Any emails that have not been sent from the three official addresses but claim to have been sent from the NTISB must be treated with caution. This advisory has been sent to several parties at risk of being targeted with these fake emails.

The key stakeholders to whom this caution has been sent out include the Secretary to the Prime Minister, the Secretary to the President, the Cabinet Secretary, chief secretaries of provincial governments and all secretaries to federal government ministries.

The Cabinet Division has also called for all the subordinate institutions and departments to have the appropriate protection measures to guarantee the safety and security of sensitive information. Such measures are needed to keep hackers at bay and protect systems from unauthorized access.

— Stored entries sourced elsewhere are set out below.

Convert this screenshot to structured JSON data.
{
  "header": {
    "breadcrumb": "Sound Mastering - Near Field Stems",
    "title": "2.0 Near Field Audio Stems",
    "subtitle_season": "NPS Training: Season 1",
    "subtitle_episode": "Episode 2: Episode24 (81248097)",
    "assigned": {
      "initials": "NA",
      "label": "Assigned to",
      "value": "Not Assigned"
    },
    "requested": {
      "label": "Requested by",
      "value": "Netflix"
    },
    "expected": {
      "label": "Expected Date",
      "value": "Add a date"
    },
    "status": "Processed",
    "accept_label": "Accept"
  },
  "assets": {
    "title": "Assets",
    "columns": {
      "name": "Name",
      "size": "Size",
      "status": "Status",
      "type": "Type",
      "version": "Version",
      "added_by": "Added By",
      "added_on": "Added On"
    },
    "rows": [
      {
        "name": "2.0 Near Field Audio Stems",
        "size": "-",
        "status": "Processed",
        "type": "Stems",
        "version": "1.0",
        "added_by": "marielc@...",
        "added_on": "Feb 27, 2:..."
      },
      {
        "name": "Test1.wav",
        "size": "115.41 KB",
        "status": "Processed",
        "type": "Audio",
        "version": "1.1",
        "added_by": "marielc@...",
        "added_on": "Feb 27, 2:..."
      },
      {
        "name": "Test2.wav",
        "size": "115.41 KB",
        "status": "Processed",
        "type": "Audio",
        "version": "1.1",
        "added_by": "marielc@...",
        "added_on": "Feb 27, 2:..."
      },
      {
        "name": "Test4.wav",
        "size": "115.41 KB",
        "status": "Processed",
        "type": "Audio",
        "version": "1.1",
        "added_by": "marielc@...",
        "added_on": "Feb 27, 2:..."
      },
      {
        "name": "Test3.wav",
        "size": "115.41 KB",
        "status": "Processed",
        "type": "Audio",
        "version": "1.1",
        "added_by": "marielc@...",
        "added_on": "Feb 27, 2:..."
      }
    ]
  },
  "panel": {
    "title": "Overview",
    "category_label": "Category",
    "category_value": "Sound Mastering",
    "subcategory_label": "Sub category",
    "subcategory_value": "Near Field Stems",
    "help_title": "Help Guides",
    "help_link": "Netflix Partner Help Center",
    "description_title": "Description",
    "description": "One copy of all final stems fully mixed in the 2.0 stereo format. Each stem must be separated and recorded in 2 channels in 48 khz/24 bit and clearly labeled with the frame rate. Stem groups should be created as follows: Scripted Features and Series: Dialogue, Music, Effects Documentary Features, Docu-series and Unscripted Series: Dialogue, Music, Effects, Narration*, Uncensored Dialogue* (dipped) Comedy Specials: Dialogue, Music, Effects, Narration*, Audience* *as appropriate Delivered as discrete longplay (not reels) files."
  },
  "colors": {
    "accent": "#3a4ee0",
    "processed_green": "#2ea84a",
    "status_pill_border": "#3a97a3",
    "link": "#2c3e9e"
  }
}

Government agencies become targets for hacking attacks

Hackers have increasingly targeted government organizations to steal sensitive information. Some of the reasons why hackers target these organizations include espionage and financial gains. Besides Pakistan, the US and other Western countries have become top targets for hacking attacks.

In most cases, hacking attacks against government agencies are conducted by hacktivist groups or state-sponsored hackers. The recent wave of attacks has been attributed to Russian hacktivist groups targeting adversaries because of the ongoing war between Russia and Ukraine.

The KillNet hacking group has been the most active, launching attacks targeting Western countries and NATO. The group also claimed responsibility for distributed denial-of-service (DDoS) attacks targeting several US states.

The US Marshals Service, under the US Justice Department, was also the victim of a hacking attack last month. Reports said that the hackers responsible for this breach stole a wide range of personal information about agency employees and investigative targets. The attack was a sensitive one given that the Marshals Service is tasked with transporting federal prisoners, protecting judges, and running the witness protection program.

In 2022, Chinese hackers targeted at least six government agencies. The State Department, the Department of Homeland Security, and other federal agencies were also targeted in 2022 as part of the SolarWinds operations. Last month, the City of Oakland declared an emergency after a ransomware attack took its systems offline.

The wave of hacking attacks targeting government agencies shows governments need to fix any vulnerabilities in their systems. The strategies used by hackers are constantly evolving, and government agencies need to keep up and ensure that they are not left behind. This includes implementing robust cybersecurity systems that will keep hackers at bay.

Most attacks target local governments because of their weak defenses, low IT budgets, and limited IT employees. These are often more overstretched than the private sector. Hackers will also have an easier time installing ransomware. For large government departments, including the US Marshals, the appeal towards hackers is their access to public funds. These make these government agencies lucrative targets for hackers.